Cuando hablamos de la dificultad de habitar espacios culturalmente heterocis, hablamos de este tipo de situaciones: de cuerpos inimaginados, que tienen que ocultarse o directamente preferir no habitar esos lugares, de no poder exponer nuestros deseos disidentes, de pensar veinte veces a qué baño ir, en cuál una, uno o une no la va a pasar tan mal, preferir no pegarse una ducha después de entrenar dos horas, temer realizarse el apto médico porque ¡terror! al sistema de Salud. Soñaba con no tener que militar el deporte, con ser uno más, con pasar desapercibido, pero no puedo: es necesario que cambiemos la forma en que nos clasifican, que destruyamos el binarismo y el heterocispatriarcado en los gimnasios, basta de esperar que seamos todos iguales, basta de ponernos etiquetas, basta de separar los vestuarios por géneros basados, en realidad, en la genitalidad.
Sueño también con un cinturón negro, con ser un profesor trans, con que haya miles y miles de personas de la tribu practicando un deporte porque es un derecho humano, porque es justo, porque es lindo, divertido, desafiante, sano, y no tener que armar espacios separatistas solo porque habitar los espacios establecidos terminan en angustias y exclusiones. Basta de esa pelotudez de ir a medirse la masculinidad, muchachos. Es un deporte, nadie es más puto o menos hombre, o más poronga o más cagón. Cagarnos a trompadas consensuadamente y cuidadamente no es un imposible.

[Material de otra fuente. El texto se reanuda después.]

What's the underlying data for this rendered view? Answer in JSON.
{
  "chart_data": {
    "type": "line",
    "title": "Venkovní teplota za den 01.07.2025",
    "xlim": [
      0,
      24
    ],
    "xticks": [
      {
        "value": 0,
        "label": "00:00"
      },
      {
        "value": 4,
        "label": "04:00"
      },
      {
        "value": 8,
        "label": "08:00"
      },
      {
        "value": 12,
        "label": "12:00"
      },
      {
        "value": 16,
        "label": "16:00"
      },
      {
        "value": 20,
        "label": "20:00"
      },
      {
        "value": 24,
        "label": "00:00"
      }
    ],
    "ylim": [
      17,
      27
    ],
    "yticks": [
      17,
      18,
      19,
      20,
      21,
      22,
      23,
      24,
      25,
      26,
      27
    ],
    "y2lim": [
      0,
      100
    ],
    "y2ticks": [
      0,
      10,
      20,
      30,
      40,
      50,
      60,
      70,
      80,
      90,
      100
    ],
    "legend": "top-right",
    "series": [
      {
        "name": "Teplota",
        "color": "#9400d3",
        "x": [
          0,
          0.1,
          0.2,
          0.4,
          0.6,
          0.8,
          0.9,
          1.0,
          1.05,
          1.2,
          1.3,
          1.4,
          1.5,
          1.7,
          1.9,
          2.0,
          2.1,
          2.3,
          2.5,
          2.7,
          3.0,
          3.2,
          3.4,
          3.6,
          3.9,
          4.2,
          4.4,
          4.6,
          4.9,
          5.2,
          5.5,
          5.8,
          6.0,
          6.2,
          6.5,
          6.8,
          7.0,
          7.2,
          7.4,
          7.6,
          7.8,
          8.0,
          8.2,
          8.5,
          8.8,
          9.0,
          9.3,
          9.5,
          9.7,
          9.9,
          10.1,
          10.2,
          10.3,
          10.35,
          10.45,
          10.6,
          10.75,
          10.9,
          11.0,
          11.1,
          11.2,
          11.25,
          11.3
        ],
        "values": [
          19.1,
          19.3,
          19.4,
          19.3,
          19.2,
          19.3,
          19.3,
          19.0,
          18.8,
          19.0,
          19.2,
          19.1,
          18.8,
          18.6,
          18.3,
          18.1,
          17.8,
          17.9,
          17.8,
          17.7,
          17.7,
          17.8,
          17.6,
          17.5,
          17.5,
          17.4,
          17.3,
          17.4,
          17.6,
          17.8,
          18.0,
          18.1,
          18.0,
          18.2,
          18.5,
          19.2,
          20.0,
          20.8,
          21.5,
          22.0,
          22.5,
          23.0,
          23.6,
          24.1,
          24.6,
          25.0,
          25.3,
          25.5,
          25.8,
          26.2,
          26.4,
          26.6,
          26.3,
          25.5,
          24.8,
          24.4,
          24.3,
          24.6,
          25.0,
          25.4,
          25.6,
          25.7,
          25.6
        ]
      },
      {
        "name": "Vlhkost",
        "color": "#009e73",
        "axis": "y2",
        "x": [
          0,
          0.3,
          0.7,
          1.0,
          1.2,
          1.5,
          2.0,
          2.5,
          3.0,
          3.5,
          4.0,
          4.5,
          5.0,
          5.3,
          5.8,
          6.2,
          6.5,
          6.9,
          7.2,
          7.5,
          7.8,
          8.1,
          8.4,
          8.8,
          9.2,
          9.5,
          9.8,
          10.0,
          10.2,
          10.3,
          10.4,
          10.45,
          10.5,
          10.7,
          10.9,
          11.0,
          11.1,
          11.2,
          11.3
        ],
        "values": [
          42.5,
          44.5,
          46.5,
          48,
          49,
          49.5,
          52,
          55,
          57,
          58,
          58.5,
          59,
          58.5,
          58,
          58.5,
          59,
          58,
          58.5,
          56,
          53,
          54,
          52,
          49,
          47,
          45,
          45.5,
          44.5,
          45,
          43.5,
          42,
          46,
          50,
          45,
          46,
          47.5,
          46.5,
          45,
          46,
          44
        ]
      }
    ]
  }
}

Sueño con una asamblea con compas trans, no binaries, queer, maricas, tortas, travestis donde podamos hablar de lo que nos incomoda y cómo actuar, porque solas, solos y soles no cambiamos nada. Tenemos que derribar el binarismo en las instituciones deportivas, cambiar el mundo del deporte y del deporte de contacto específicamente. Vemos constantemente cómo, por ejemplo, en los juegos olímpicos, las competidoras se quedan afuera por tener la testosterona más alta que lo que marca la norma blanca, europea y biologicista. Está genial armar espacios donde excluyamos a varones cis si así lo deseamos, pero también estaría espectacular acceder a los mismos derechos que ellos, sin dar explicaciones, sin ser criaturas mágicas extrañas, porque lo que sucede en realidad es que no nos imaginan, y cuando nos tienen en frente, no saben qué hacer con nosotres; en parte también, porque exponemos que el mundo no es eso tan fijo e inmutable como parece que es. Por eso, travestis, trans, no binaries, tortas, maricas, mostrxs kickboxers del mundo: ¡Uníos! Y como dice mi profe: apropiémonos de los espacios.